Так вот, сарай догорал, и те, кому хотелось, насмотрелись досыта; полицейский начальник допросил четверых партизан, захваченных в хуторе, и, озлобленный их молчанием, застрелил одного из них.
Партизан повели берегом реки к городу. Их не сожгли вместе с теми, в чьих избах они ночевали, их должны были повесить на площади. Партизаны видели, как горел сарай, и, наверно, им тяжело было чувствовать себя живыми. Полицаи шли нестройной толпой, от реки поднимался туман, и в низинке, где он был особенно густ, партизаны, точно сговорившись, разом бросились бежать. Двое, петляя, помчались в прибрежный кустарник, а третий прыгнул с обрыва в реку, в туман.
Полицейские стреляли долго, из десятков автоматов, срезая ветки кустов. Двух партизан вскоре нашли, но третий, тот, что прыгнул в воду, исчез. Командир отряда до самого города оставался мрачным и злобно гонял желваки: он не любил оставлять свидетелей в таких делах...
1
Я просыпаюсь с тяжелой головой и не сразу сознаю, где нахожусь: снилась какая-то белиберда. Лишь когда вижу плюшевую портьеру и репродукцию с Шишкина в позолоченном багете, вчерашний день смыкается с настоящим, все встает на место.
Николай Семенович спит на диване, тяжело и с присвистом дыша. Он лег поздно, множество листков на столе исписано его крупным и неровным почерком. Темно-синий китель с майорскими погонами небрежно брошен на стул.
Я беру патрончик из-под валидола, он пуст. Вчера шеф высыпал на ладонь таблетки, и их было не меньше восьми. Когда работаешь в угрозыске, привыкаешь замечать такие мелочи.
В отделение я звоню из вестибюля, чтобы не беспокоить Николая Семеновича.
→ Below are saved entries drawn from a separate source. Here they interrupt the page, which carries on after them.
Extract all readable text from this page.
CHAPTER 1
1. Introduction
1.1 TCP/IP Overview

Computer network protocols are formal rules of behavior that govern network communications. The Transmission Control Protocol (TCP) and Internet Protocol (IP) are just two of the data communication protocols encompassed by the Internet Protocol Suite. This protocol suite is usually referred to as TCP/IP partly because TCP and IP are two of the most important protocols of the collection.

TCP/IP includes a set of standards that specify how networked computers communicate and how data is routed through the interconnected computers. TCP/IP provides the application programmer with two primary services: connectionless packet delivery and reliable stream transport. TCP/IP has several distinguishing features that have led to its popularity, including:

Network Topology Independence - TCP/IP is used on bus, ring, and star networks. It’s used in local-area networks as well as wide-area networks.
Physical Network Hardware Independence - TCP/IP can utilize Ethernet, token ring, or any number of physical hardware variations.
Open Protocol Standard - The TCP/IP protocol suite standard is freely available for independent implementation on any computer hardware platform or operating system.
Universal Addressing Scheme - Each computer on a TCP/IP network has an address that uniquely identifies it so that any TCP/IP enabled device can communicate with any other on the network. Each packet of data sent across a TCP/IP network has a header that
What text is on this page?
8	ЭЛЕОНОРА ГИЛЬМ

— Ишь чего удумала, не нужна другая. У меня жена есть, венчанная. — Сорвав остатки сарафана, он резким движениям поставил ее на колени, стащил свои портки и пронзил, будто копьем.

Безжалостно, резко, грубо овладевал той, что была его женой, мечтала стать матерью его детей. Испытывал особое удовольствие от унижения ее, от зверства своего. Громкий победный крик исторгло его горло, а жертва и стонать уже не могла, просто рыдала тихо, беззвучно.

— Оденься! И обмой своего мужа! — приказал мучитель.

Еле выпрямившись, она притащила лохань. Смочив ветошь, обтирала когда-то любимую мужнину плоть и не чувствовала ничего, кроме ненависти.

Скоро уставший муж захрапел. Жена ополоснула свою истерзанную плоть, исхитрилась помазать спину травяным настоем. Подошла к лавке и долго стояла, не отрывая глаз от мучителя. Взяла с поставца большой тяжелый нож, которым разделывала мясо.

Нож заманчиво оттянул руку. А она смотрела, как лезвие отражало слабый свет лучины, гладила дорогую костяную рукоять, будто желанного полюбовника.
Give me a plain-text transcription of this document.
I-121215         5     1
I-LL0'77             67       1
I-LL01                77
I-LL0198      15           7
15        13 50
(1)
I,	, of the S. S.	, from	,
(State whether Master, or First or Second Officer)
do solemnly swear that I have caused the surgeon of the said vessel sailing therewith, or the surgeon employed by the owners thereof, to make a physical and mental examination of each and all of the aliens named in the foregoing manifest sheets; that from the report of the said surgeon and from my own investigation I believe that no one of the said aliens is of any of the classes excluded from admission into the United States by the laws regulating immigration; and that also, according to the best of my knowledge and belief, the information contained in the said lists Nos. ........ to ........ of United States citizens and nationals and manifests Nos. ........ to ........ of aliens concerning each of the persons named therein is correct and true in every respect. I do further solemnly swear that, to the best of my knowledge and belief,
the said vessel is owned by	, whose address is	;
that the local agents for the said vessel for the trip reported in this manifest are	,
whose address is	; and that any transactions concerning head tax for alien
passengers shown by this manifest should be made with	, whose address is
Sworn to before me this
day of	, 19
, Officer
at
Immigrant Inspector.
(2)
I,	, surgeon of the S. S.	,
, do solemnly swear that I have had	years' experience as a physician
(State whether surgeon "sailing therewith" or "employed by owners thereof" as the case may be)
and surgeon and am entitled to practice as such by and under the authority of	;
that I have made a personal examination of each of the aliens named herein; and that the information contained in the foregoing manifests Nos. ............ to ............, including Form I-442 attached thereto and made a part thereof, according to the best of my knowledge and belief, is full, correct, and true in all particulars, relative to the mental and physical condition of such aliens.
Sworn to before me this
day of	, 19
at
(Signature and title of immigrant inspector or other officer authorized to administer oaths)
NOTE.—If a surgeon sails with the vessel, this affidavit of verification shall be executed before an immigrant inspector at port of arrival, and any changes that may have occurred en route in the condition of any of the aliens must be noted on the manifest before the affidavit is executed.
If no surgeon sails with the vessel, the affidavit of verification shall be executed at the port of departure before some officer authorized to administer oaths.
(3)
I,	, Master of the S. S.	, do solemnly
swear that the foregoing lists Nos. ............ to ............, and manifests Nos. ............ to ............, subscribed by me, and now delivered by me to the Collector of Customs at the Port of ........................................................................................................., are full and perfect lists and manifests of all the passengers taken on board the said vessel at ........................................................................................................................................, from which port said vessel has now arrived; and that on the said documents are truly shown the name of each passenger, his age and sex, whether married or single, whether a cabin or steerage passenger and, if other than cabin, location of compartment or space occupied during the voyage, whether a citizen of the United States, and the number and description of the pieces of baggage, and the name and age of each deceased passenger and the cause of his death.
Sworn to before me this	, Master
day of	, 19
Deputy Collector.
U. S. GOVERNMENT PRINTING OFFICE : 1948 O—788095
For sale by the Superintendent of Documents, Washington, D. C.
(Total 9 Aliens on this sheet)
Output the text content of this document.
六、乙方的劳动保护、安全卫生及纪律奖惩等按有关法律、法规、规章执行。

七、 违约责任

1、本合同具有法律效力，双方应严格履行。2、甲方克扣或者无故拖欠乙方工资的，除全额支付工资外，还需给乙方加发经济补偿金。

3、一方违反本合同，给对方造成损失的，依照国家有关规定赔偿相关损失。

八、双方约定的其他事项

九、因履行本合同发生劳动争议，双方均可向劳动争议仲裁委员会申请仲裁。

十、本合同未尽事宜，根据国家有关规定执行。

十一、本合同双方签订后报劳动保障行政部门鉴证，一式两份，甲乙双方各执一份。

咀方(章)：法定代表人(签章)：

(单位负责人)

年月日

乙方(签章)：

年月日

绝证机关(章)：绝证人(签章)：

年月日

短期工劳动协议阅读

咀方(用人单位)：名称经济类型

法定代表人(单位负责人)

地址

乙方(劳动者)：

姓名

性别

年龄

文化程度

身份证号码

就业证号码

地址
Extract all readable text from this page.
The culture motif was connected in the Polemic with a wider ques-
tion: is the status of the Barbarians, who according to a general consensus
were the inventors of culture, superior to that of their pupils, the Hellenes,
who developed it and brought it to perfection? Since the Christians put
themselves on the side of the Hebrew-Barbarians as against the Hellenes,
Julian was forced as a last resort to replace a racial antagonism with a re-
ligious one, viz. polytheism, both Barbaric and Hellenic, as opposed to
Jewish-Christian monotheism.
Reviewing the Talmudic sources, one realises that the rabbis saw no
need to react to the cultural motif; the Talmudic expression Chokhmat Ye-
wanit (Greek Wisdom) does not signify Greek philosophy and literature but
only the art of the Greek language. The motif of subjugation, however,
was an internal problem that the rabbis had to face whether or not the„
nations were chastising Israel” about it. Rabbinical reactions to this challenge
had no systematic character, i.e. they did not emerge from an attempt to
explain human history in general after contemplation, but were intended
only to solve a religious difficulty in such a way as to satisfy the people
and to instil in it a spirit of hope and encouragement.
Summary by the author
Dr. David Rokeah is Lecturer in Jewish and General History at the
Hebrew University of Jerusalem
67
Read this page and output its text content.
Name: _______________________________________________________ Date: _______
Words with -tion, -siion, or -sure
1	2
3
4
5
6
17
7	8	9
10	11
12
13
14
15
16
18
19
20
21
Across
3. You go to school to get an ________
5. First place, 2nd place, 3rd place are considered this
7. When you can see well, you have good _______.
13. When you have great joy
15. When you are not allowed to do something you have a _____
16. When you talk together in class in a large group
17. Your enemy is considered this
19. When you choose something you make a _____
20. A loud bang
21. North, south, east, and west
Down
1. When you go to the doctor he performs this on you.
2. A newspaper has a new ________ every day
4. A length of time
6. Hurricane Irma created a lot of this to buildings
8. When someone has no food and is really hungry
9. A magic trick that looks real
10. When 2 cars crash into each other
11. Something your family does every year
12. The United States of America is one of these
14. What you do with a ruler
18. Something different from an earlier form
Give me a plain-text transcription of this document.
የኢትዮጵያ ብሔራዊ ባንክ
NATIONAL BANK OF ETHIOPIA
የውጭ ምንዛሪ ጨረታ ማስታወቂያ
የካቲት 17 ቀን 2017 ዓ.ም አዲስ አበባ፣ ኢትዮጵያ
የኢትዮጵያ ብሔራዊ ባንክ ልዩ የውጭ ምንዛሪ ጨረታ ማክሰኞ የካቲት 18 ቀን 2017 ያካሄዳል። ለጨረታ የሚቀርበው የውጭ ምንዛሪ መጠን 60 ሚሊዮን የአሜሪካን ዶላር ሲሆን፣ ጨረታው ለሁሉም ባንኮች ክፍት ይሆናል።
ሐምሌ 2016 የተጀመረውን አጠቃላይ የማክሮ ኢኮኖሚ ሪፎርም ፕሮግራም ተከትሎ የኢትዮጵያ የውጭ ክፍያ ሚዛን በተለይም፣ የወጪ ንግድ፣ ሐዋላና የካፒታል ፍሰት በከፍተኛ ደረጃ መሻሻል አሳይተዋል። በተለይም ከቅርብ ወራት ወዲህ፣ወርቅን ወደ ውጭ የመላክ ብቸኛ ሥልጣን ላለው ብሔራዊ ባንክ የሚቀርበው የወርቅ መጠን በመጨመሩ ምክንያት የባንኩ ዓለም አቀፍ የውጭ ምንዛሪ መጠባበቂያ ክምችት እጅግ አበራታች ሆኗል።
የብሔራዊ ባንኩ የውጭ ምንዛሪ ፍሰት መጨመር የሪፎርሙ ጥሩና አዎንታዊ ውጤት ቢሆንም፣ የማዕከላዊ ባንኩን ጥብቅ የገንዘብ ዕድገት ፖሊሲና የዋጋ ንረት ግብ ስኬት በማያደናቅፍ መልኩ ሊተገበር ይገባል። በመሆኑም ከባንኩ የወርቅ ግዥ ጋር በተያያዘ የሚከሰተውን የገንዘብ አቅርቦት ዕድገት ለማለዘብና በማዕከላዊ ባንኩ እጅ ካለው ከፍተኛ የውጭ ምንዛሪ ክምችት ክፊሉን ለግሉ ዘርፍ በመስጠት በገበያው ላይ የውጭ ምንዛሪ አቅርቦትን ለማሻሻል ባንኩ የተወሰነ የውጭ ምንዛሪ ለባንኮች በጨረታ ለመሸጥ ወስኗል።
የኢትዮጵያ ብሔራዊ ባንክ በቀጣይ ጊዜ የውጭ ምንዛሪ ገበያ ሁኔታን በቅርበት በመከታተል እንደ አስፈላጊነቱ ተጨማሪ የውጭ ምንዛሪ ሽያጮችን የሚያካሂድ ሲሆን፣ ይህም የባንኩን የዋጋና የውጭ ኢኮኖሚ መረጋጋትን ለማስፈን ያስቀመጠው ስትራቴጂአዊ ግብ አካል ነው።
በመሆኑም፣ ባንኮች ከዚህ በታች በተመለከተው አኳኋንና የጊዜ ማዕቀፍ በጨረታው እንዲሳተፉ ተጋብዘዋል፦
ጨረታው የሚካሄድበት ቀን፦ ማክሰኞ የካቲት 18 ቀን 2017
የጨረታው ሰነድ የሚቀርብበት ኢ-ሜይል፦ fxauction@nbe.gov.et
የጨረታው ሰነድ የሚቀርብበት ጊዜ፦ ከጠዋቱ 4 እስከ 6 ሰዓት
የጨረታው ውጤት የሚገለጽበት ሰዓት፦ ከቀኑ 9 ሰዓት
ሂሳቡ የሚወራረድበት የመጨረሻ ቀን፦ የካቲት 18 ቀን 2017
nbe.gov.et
Врача обещают прислать тотчас. Я надеюсь тихо ускользнуть из номера, но шеф уже не спит.
— Присядь, Паша.
Лицо его мне не нравится. Оно сиреневого оттенка в тон портьерам. Конечно, человек, вернувшийся с войны с тремя ранениями и не знающий, что такое нормированный рабочий день, не может рассчитывать на здоровый цвет лица. Но это уже слишком и для Эн Эс.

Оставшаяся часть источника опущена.